We've always known Andy Warhol the painter, and Andy Warhol the silk-screen artist extraordinaire, and we've always been aware, I think, of his heavy reliance upon photographic sources for the vast majority of his work. But few people knew until now what a collector of photographs he was. He was also an avid photographer himself, if you'll stretch that definition to include someone without the least bit of interest in the technical end of this artform. He's known to have liked Polaroids a lot, but the photographic medium of choice seems to have been the ubiquitous black and white, 25-cent photo booths which used to pepper arcades, bus stations, train stations, airports, and just about any other enclosed public space in just about any major city. (You probably couldn't find one today outside of a museum.) One of his favourite pastimes was to collect a bunch of his fun-loving celebrity friends and hit the streets in a limo, spending as much as $50 at a time on these things.

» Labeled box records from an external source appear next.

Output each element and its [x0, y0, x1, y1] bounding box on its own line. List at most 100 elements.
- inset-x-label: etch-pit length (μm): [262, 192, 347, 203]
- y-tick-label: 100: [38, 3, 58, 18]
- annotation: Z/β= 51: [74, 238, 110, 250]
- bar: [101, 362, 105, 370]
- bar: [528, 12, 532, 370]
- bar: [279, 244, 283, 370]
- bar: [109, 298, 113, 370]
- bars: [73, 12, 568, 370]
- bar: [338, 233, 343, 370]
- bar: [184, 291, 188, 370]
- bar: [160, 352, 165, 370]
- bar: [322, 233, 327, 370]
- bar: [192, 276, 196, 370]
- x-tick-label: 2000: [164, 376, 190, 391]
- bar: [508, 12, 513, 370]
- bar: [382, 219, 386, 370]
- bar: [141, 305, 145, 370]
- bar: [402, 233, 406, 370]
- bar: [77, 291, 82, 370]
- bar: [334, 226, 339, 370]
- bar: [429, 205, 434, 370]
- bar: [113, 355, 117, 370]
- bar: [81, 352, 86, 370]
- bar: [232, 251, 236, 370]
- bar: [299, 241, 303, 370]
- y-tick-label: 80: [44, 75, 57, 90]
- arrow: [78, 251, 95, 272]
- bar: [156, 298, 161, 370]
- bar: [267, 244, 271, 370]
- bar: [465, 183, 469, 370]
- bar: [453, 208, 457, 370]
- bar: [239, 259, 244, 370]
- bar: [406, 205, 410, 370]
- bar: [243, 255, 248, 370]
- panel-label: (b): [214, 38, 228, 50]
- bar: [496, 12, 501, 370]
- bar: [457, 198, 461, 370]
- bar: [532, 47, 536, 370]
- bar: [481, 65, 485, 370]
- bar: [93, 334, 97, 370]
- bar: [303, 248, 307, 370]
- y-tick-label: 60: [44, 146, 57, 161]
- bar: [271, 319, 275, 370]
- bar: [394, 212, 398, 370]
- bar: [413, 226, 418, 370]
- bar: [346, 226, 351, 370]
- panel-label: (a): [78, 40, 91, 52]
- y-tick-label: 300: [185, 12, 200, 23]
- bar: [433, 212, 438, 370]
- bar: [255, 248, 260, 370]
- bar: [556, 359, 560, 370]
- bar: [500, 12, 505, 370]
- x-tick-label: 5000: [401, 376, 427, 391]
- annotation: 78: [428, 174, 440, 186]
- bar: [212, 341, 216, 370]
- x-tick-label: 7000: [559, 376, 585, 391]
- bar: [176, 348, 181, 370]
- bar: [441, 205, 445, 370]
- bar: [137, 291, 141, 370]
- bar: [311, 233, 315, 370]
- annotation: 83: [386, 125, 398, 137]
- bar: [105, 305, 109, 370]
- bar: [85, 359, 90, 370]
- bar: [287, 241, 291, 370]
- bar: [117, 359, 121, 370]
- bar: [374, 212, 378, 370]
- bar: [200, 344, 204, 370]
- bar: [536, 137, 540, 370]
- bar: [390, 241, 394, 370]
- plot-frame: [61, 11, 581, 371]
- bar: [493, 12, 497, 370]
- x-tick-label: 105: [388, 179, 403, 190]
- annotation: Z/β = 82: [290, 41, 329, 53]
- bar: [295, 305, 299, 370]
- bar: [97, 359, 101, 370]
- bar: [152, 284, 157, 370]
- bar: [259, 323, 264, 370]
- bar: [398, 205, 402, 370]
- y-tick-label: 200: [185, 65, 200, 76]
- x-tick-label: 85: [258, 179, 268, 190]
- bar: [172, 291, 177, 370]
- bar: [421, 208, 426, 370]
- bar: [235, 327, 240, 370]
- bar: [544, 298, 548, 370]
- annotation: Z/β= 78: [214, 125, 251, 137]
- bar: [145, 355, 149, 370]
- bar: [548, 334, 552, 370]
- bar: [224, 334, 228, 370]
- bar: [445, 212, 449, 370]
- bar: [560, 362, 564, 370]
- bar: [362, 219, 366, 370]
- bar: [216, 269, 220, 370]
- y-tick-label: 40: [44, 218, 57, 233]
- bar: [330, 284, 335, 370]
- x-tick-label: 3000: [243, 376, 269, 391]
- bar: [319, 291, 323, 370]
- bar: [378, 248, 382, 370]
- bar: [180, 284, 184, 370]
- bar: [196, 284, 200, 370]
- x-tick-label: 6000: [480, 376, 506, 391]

You know how many head shots $50 will buy at four for a quarter? As a photographer, what Warhol lacked in quality, he more than made up for in quantity. From these, he would often cull the most vacuous shot in order to create one of his colourful silk-screen masterpieces.

The show also included photos of car crashes, tuna cans, dozens of celebrities, self-portraits (often in drag), and more than 20 films including his continuously running Sleep and Kiss also his famous 1960s Screen Tests, featuring three-minute glimpses of such friends as Lou Reed, Susan Sontag, Edie Sedgwick, and Holly Solomon (now a New York portrait gallery owner). A visit to Warhol's New York "art factory" might have included a session, in makeup, before his Polaroid "Big Shot" (I used to have one of these portrait-only cameras). If the visitor was male, Warhol often requested him to literally "drop his pants" so that he might add to his photographic collection of male genitals. He had thousands of such shots. And though Warhol's homosexual lifestyle has never been a secret, this show also details in greater depth than ever before his Most Beautiful Boys and Sex Session series from the 1950s, 60s, and 70s.